The key to the economic miracles over the past 50 years has been the elimination of many types of barriers, Parente argues. Among them are barriers to open trade or barriers that constrain technology choices without an economic justification. But eliminating barriers requires the kinds of economic reforms often opposed by those with vested interest in the status quo, such as industry insiders who are being protected from outside competition.

The good news, he says, is that when countries do make permanent reforms, the economic turnaround typically happens much faster today. It certainly happens faster than when the United States began its economic ascent in the mid-19th century, eventually surpassing England as the industrial leader by 1890—a position it has held ever since.

In other words, ”late starters” have an advantage.

Parente’s research shows that early starters, such as England, Australia, and the United States, took a lot longer to double their per capita income from $2,000 to $4,000 (in 1990 dollars) than later starters in the development process. It took England, the first country to industrialize, about 55 years to double its per capita income beginning in the early 1800s, and it took the United States about 40 years to double its per capita income beginning in 1860.

The late starters, which didn’t reach the $2,000 mark until after the 1950s, have had the advantage of drawing upon a much larger stock of knowledge and ideas—knowledge that is more accessible across borders than ever before. The result: Late starters, such as Taiwan, China, Singapore, South Korea, and Portugal, were able to double their per capita income in closer to 15 years.

Breaking through the bureaucracy barrier was crucial in these economic miracles, Parente says, although he notes that some regulation is clearly important, such as in food, drug, and environmental safety.

“Another type of barrier relates to government involvement in business,” he says. “For example, preferential treatment of individual firms in the form of lower taxes, subsidies, and awards of government contracts also works to reduce efficiency.”

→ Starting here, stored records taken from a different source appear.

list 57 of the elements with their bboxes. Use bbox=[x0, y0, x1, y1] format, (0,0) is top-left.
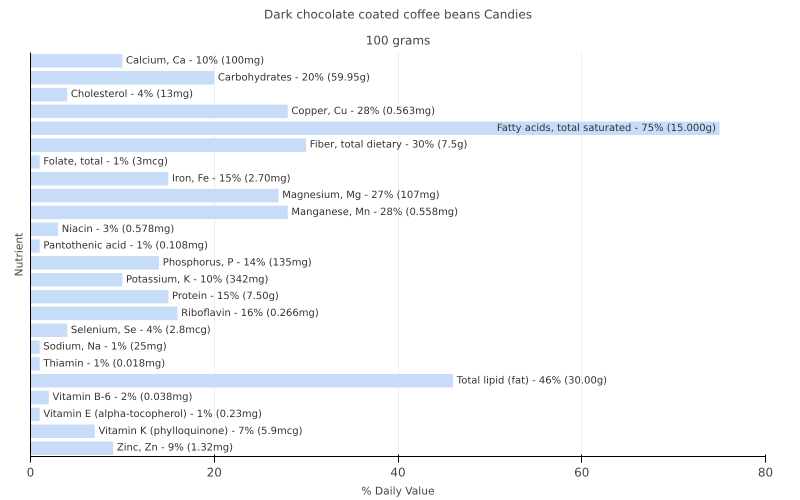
category-label: Magnesium, Mg - 27% (107mg) bbox=[282, 190, 440, 202]
bar bbox=[30, 71, 214, 84]
bar bbox=[30, 138, 306, 152]
bar bbox=[30, 122, 720, 135]
bar bbox=[30, 306, 178, 320]
bar bbox=[30, 88, 68, 102]
category-label: Carbohydrates - 20% (59.95g) bbox=[218, 72, 370, 84]
category-label: Calcium, Ca - 10% (100mg) bbox=[126, 55, 264, 66]
x-tick-label: 40 bbox=[390, 466, 406, 480]
bar bbox=[30, 222, 58, 236]
category-label: Protein - 15% (7.50g) bbox=[172, 291, 279, 302]
category-label: Vitamin K (phylloquinone) - 7% (5.9mcg) bbox=[98, 426, 303, 437]
x-tick-label: 0 bbox=[26, 466, 34, 480]
category-label: Copper, Cu - 28% (0.563mg) bbox=[291, 106, 436, 117]
bar bbox=[30, 155, 40, 169]
bar bbox=[30, 104, 288, 118]
category-label: Folate, total - 1% (3mcg) bbox=[43, 156, 168, 168]
category-label: Iron, Fe - 15% (2.70mg) bbox=[172, 173, 291, 184]
category-label: Cholesterol - 4% (13mg) bbox=[70, 89, 194, 100]
category-label: Fatty acids, total saturated - 75% (15.000g) bbox=[496, 122, 716, 134]
y-axis-title: Nutrient bbox=[12, 232, 26, 276]
bar bbox=[30, 188, 279, 202]
bar bbox=[30, 424, 95, 438]
x-tick-label: 60 bbox=[574, 466, 590, 480]
category-label: Potassium, K - 10% (342mg) bbox=[126, 274, 268, 286]
bar bbox=[30, 172, 168, 186]
bar bbox=[30, 408, 40, 422]
category-label: Phosphorus, P - 14% (135mg) bbox=[162, 257, 312, 268]
category-label: Vitamin B-6 - 2% (0.038mg) bbox=[52, 392, 192, 404]
category-label: Vitamin E (alpha-tocopherol) - 1% (0.23mg) bbox=[43, 408, 262, 420]
bar bbox=[30, 256, 160, 270]
chart-subtitle: 100 grams bbox=[366, 34, 430, 48]
category-label: Zinc, Zn - 9% (1.32mg) bbox=[116, 442, 234, 454]
bar bbox=[30, 441, 114, 455]
category-label: Total lipid (fat) - 46% (30.00g) bbox=[456, 375, 608, 386]
category-label: Selenium, Se - 4% (2.8mcg) bbox=[70, 324, 211, 336]
category-label: Manganese, Mn - 28% (0.558mg) bbox=[291, 206, 458, 218]
category-label: Thiamin - 1% (0.018mg) bbox=[43, 358, 166, 370]
category-label: Fiber, total dietary - 30% (7.5g) bbox=[310, 140, 468, 151]
x-tick-label: 20 bbox=[206, 466, 222, 480]
x-axis-title: % Daily Value bbox=[361, 484, 435, 498]
bar bbox=[30, 340, 40, 354]
bar bbox=[30, 206, 288, 220]
bar bbox=[30, 54, 122, 68]
category-label: Riboflavin - 16% (0.266mg) bbox=[181, 308, 319, 319]
bar bbox=[30, 239, 40, 253]
chart-title: Dark chocolate coated coffee beans Candies bbox=[264, 8, 532, 22]
bar bbox=[30, 390, 49, 404]
bar bbox=[30, 273, 122, 286]
x-tick-label: 80 bbox=[758, 466, 774, 480]
bar bbox=[30, 357, 40, 371]
category-label: Pantothenic acid - 1% (0.108mg) bbox=[43, 240, 208, 252]
bar bbox=[30, 290, 168, 304]
category-label: Sodium, Na - 1% (25mg) bbox=[43, 342, 167, 353]
bar bbox=[30, 324, 68, 337]
category-label: Niacin - 3% (0.578mg) bbox=[62, 224, 174, 235]
bar bbox=[30, 374, 454, 388]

In Russia, he points out, preferential policies “keep inefficient firms afloat and prevent efficient businesses from entering since they cannot compete successfully with privileged incumbent firms.” For instance, some large supermarkets will not enter the Russian market because existing kiosks, pavilions, and wholesale and retail grocery stores do not have to pay local taxes or even electricity and gas bills. Because of these policies, prices are about 10 percent higher in Russian supermarkets, he says, citing the findings of economist William Lewis.

Parente has done research with 2004 Nobel-winning economist Edward Prescott, now with Arizona State University; and they found that the success of countries also depends on being a member of a free-trade club. The secret to the U.S. success has been the free-trade club among its 50 states, which have no trade barriers among them thanks to the Interstate Commerce Clause. Europe did not begin catching up with the United States in productivity until it formed its own free-trade club—the European Union.

When China moved away from a centralized economy to free markets beginning in 1978 and formed its own free trade club, regional governments attempted to restrict the flow of goods and services among the country’s various regions; but the central government would not allow such protectionist policies, and China has become one of the most recent economic miracles.

Parente says that studies overwhelmingly show that open economies have much higher growth. In addition, his research shows that more open economies are more apt to innovate. Larger markets in an open economy mean a greater variety of goods, which spur competition and increase innovation.

“Poor countries need to embrace international competition in business and trade,” he says. “As a first step toward this goal, unnecessary barriers that constrain technology and production processes need to be eliminated. Only then can all nations have the opportunity to flourish.”